Bildiğimiz şekliyle internet, büyük ölçüde 1990’ların bir ürünüdür. İnternetin ticari kullanımının arttığı ve AOL ve Netscape gibi şirketlerin herkesin bildiği bir isim haline geldiği ilk on yıl oldu. Web tarayıcısı icat edildi ve HTML, web sayfaları oluşturmak için standart biçimlendirme dili oldu. 1990’lar aynı zamanda World Wide Web Consortium’un (W3C) kurulduğu zamandı. W3C, web’in nasıl çalışması gerektiğine ilişkin standartları belirleyen bir kuruluştur. En iyi bilinen standartları HTML, CSS ve XML’dir.

1990’ların sonu ve 2000’lerin başında Google ve Yahoo gibi arama motorlarının yükselişi görüldü! Bu şirketler, web sitelerini dizine ekleyerek ve arama anahtar kelimeleri aracılığıyla bulmalarını kolaylaştırarak işlerini büyüttüler. Google’ın kurucuları Larry Page ve Sergey Brin de web sitelerini popülerliklerine göre sıralayan PageRank algoritmasını geliştirdiler.

Bilginin Merkezileştirilmesi ve İnternetin Bekçileri

2000’lerin başındaki arama motoru patlaması, internette bilginin merkezileşmesine yol açtı. Birkaç büyük şirket piyasaya hakim olmaya başladı ve bugün de bunu yapmaya devam ediyorlar. Bu şirketler internetin “bekçileri” olarak bilinir. Kullanıcıların çevrimiçi olduklarında ne gördüğünü kontrol ederler ve işletmelerin çalışma şekli üzerinde önemli bir etkiye sahiptirler. Bu güç konsantrasyonuyla ilgili büyük sorun, kötüye kullanılabilecek olmasıdır. Bekçiler, içeriği sansürleyebilir, bilgilere erişimi kısıtlayabilir ve izinleri olmadan kullanıcılar hakkında veri toplayabilir. Son yıllarda birçok istismar vakası belgelenmiştir. Örneğin 2018’de Facebook, kullanıcı verilerinin kötüye kullanılmasıyla ilgili bir skandala bulaştı.

Bilginin merkezileştirilmesinin gerekliliği hakkında sıklıkla tartışmalar yapılsa da, bu modelin uzun vadede sürdürülebilir olmadığı giderek daha açık hale geldi. İnternet, merkeziyetsiz bir ağ olarak tasarlanmıştır ve merkezileştirilmiş model, web’in ruhuna aykırıdır. Bunun kanıtı internetin ilk günlerine kadar izlenebilir. İnternetin ilk yinelemesi ARPANET olarak biliniyordu ve 1960’larda ABD Savunma Bakanlığı’nın bir kolu tarafından yaratılmıştı. ARPANET, parçaları yok edilse bile çalışmaya devam edebilecek merkeziyetsiz bir ağ olarak tasarlandı.

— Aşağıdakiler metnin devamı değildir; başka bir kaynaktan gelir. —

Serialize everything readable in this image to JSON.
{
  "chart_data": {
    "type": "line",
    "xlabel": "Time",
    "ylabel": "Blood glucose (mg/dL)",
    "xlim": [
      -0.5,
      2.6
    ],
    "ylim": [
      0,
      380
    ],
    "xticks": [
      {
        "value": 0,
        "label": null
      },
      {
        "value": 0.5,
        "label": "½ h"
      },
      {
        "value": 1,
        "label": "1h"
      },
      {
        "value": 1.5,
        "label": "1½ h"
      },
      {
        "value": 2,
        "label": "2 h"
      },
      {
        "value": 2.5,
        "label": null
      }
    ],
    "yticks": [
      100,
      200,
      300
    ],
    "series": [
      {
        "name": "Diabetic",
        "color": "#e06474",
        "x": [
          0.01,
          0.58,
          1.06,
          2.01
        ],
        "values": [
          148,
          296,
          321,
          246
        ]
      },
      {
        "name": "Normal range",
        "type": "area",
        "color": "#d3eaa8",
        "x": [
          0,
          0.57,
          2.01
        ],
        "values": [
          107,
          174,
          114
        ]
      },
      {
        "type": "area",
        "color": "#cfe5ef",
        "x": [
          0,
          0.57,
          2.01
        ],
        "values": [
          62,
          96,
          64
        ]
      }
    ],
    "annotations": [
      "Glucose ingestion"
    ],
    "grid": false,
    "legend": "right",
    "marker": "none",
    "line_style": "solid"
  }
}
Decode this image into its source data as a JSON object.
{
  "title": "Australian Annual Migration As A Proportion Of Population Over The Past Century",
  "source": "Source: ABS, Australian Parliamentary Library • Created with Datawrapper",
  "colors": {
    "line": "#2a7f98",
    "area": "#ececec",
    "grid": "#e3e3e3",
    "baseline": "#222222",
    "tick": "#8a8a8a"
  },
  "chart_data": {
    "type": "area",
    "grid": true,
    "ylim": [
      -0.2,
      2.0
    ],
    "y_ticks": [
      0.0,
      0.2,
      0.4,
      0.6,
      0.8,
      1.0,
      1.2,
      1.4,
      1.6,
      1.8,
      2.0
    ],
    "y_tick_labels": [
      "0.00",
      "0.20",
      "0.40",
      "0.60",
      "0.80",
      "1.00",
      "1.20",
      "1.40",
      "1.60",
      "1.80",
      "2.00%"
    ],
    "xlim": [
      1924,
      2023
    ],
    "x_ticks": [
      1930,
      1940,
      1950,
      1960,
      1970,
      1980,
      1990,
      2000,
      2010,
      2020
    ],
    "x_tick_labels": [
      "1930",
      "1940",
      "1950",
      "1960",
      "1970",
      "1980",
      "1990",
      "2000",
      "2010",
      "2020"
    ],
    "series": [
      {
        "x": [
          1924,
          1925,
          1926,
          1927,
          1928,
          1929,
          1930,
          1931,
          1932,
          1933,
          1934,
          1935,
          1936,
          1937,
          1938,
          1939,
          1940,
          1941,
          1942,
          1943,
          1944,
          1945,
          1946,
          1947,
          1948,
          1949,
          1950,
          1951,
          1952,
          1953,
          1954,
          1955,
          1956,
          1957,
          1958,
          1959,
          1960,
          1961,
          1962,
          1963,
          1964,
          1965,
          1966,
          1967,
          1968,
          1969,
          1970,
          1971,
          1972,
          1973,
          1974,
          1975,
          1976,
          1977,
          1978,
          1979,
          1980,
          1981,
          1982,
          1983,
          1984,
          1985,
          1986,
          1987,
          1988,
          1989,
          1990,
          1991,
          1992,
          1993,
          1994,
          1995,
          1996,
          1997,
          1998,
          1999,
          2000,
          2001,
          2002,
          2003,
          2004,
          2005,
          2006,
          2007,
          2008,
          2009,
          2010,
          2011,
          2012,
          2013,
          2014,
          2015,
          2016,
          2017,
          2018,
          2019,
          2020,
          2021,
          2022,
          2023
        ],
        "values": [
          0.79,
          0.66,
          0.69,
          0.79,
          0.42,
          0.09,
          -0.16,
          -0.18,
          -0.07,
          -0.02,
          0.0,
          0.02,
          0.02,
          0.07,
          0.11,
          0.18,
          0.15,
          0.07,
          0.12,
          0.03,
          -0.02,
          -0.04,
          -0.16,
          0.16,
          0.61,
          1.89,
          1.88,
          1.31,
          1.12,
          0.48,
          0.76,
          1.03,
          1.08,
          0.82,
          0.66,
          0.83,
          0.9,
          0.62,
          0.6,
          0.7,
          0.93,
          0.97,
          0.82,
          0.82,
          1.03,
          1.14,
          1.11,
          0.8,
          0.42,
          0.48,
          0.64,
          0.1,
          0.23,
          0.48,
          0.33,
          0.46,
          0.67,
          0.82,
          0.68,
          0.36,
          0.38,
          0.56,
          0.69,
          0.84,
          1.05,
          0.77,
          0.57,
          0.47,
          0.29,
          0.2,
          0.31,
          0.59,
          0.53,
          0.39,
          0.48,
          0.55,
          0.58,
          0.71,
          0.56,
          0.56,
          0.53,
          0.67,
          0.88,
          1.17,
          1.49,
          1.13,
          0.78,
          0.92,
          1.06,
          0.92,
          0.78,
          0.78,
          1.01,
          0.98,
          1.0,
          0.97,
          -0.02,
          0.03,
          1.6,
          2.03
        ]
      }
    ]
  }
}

İnternetin gelişiminin bir sonraki aşaması, 1970’lerde TCP/IP protokolünün oluşturulmasıydı. Bu protokol, bilgisayarların internet üzerinden birbirleriyle iletişim kurmasını sağlar. O da merkeziyetsizlik oluşturacak şekilde tasarlandı, böylece ağın bir kısmı çökse, geri kalanı hala çalışabilirdi. 1800’lerde Charles Babbage’ın Analitik Motorunun kavramsallaştırılmasına geri dönersek bile, bilginin merkezsizleştirilmesinin her zaman bilgi işlemin önemli bir faydası olarak görüldüğü açıktır. Sadece son yıllarda internet daha merkezi hale geldi.

Kripto Paraların Yükselişi

2009 yılında, Satoshi Nakamoto olarak bilinen bir kişi (veya bir grup insan), “Bitcoin: Eşler Arası Elektronik Nakit Sistemi” başlıklı bir whitepaper yayınladı. Bu whitepaper, merkezi bir otoriteye ihtiyaç duymadan ödeme göndermek ve almak için interneti kullanmanın yeni bir yolunu önerdi. Bitcoin, işlemlerini güvence altına almak için kriptografi kullanan merkeziyetsiz bir ağdır. Aynı zamanda ilk ve en iyi bilinen kripto para birimidir. Piyasaya sürülmesinden bu yana Bitcoin, hem yasal hem de yasadışı olmak üzere çeşitli amaçlar için kullanılmıştır. Aynı zamanda dünyanın her yerinden insanlar tarafından hem övüldü hem de eleştirildi.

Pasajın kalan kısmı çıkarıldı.